もくもく浮かんだジョニー先生を振り払うため、もらって間も無い蜜りんごサイダーのキャップをねじり、喉へ刺激を送り込む。
「そうか、画伯の血が騒いでたんだ」
おほうっ! スケッチブックが彼の手に渡っている! 許そう、これが初めてではあるまいし、彼は小生の趣味を理解する希少な友だ。
「だけどできてないじゃん? 無がアートなの? あぶり出しかブラックライトで絵が現れる系?」
「違うでありますよ。描けなかったのであります」
「ザキ画伯スランプか……で、何描こうとしてたよ?」
「…………朝日と共に降りてきた天使」
「ほー」
よく解らないが興味はある、といった返事だ。小生は、彼の素直さを大層気に入っている。大半が「キモく」思う小生の言動や趣味を、傾聴し、広き器で受け止めている。容姿も性格も良しの陽キャラが、ステータス中の上だと思い込むおそらく中の下もしくは下の上の陰キャラに絡んでいるとは、奇跡ではないだろうか。
「詳細を聞こうか、同志」
おまけにカツ丼が付きそうなシチュエーションだな。近い、鼻と鼻が触れあいそうな距離だ。小生は後ろへ引き、休講に至った経緯を交えて天使について供述した。
「岩の雨ってガセじゃなかったのか。噂じゃ隠滅されてたみたいだけど。そっちはおいといて、天使なんだけどさ、ザキさん、それって」
休み時間でホールがざわめく中、小生の心臓が鳴る音がどういう訳だかちゃんと聞き取れていた。
「与謝野ちゃんじゃないの?」
与謝野さん……学籍番号二五二一一〇三八番、与謝野・コスフィオレ・萌子さんか。同じ日本文学国語学科、同じ一回生、学籍番号後半組だから基礎体育や英語、日本文学基礎演習、国語学基礎演習は別のクラスで、あまり話す機会が無い、あの、与謝野さん。

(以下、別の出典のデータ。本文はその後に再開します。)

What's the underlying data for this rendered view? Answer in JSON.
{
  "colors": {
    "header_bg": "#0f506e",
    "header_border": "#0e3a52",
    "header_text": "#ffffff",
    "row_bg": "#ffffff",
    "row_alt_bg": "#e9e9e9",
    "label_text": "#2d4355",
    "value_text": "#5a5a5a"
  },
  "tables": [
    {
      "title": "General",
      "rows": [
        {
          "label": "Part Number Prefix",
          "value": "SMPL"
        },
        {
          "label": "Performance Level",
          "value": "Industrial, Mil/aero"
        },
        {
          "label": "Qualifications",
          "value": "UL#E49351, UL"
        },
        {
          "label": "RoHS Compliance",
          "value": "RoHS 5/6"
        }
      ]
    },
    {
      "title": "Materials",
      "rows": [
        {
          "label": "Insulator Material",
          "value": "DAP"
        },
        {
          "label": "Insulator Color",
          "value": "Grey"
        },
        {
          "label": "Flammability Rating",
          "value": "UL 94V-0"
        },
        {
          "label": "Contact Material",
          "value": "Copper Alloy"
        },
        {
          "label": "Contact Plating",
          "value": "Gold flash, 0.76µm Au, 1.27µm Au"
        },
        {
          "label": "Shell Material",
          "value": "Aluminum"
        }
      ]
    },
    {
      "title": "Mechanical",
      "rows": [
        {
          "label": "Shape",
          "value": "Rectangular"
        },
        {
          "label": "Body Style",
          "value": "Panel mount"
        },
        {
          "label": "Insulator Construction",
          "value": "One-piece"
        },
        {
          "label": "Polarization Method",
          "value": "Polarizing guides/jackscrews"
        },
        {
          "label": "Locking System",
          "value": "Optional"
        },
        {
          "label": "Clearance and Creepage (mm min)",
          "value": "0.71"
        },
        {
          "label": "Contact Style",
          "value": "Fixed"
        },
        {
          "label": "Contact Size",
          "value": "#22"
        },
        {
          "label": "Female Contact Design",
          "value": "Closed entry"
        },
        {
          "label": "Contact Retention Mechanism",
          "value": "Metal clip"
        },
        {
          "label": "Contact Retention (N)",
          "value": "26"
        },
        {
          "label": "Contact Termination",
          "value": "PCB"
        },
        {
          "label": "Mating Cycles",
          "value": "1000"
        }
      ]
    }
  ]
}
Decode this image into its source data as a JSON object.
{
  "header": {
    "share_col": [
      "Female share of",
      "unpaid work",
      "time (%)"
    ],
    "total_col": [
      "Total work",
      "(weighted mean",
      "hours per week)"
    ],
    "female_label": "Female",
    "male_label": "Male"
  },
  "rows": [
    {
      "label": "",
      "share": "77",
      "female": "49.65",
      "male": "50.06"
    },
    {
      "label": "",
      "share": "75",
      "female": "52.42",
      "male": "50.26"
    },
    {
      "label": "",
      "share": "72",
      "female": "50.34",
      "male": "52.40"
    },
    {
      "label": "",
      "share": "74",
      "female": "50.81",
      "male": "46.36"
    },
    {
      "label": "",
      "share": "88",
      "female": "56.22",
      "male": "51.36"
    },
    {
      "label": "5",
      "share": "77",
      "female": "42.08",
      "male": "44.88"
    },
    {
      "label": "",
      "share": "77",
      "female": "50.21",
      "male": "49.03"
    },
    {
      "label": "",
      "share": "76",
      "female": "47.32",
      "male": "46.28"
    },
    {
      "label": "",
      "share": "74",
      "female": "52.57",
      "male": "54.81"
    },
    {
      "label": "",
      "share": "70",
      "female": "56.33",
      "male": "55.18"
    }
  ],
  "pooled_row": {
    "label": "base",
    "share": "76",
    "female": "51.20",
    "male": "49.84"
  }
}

「新歓合宿で、マキハオタクを公表してたコスプレ大好きっ娘、でありますよね」
「うんにゃ」
小生世代が幼稚園児に、女子の間でごっこ遊びされていた「絶対天使 ☆ マキシマムザハート」略して「マキハ」。ごく普通の中学二年生、鳳あきこがひょんな事から愛の神の使い・マキシマムザハートに変身して魔法で悪魔の手先・愛無キ者を浄化していく王道の魔法少女ストーリーだ。原作コミック連載開始と同時に放映され、社会を巻き込んだ大ヒット、無印・F・U・ユニバース・アークエンジェルスの全五部の長編シリーズとなった、伝説の作品だ。

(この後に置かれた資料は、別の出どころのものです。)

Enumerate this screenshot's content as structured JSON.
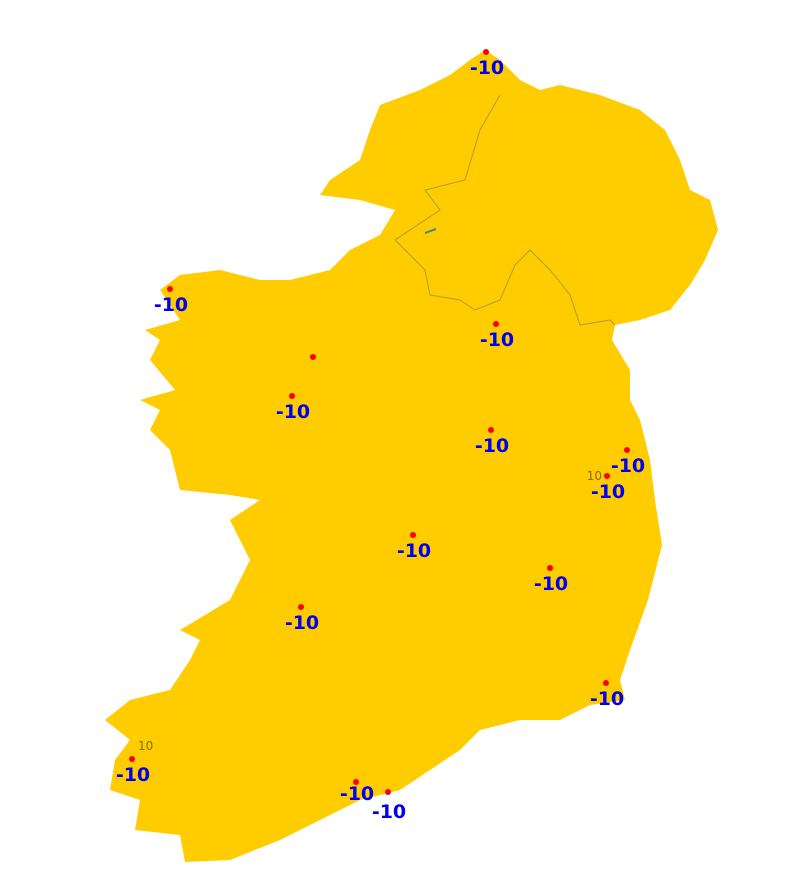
{
  "map": {
    "land_color": "#ffcc00",
    "border_color": "#b39a3a",
    "marker_color": "#ff0000",
    "label_color": "#0000ee",
    "stations": [
      {
        "label": "-10"
      },
      {
        "label": "-10"
      },
      {
        "label": "-10"
      },
      {
        "label": ""
      },
      {
        "label": "-10"
      },
      {
        "label": "-10"
      },
      {
        "label": "-10"
      },
      {
        "label": "-10",
        "sub_label": "10"
      },
      {
        "label": "-10"
      },
      {
        "label": "-10"
      },
      {
        "label": "-10"
      },
      {
        "label": "-10"
      },
      {
        "label": "-10",
        "sub_label": "10"
      },
      {
        "label": "-10"
      },
      {
        "label": "-10"
      }
    ]
  }
}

「最近、日文のサークル入って、ハートに近いユニフォーム着てるじゃん。天使といやあ、絶対天使、絶対天使といやあ、与謝野ちゃんっしょ」
「そう……でありますね」
「こりゃあ運命の出会いじゃないの? ザキさんもマキハ好きっしょ。ずっと前から語ってみたいってザキさんめっさ言ってたじゃん。とりあえずさ、人違いでもいいから、その節はどうもーって入って、マキハの話をしてみ?」
「接点あまり無いでありますよ、不審に思われやしないか心配であります」
もし、女性に嫌われてしまえば、小生は発狂するであろう。血縁関係にある女性は別として。中高生の頃、女子の集団が遠くでちらちら汚らわしい物に対するような視線を送ってくるだけでも、胃が締め付けられたものだ。
「いけるって。感謝されてヤな気持ちになる人間はいない! 俺の経験ね。与謝野ちゃん、ひとりでいること多いし、笑ったらかわいいのにさ、ムスってしてるじゃん。きっと、自分の世界をわかってもらえる人がなかなかいなくて、つらいんだよ」
浦島くんは、悲しげに眉と唇を曲げ、すぐにまた明るい顔になった。それから、小生の肩をがっしり組み、
「ザキさんならいける。マキハ好きでつながって、画伯の渾身の傑作を見てもらって、ついでにモデルになってもらって、天使を描きあげる! どうっしょ!?」
「モデルでありますか……おふ!」
いけない、小生としたことが、立った勢いで椅子を倒してしまった。
モデルだ! 小生、肝心要な任務が遂行できずにいたのだった。演劇部新入部員の初舞台、定例の特別ゲストをスカウトせよと部長に命じられ、キャンパスを走ったが、度重なる交渉決裂、部長に土下座、最後のチャンスを戴くも、実行委員会への映像提出締め切りは……明日!
「ぎりぎりで生きてしまって癪でありますが、島崎戒、賭けに出るであります」
「なんか……元気高まりー! っていう? いいけど……さ」
人差し指で、足元を見よと示す友。ばつの悪そうな、歯切れのよろしくない言い方をする。はて、小生に問題でも?
「サイダー、こぼしてんだけど」
床に、小さき泡を鏤めた液体が勢力を伸ばしていた。林檎の実を意識して着けたのであろう薄い黄色が、同化して只の炭酸水だと錯覚させられている。甘くて酸っぱい、果物由来の香りが、男二匹にお構い無く漂っていた。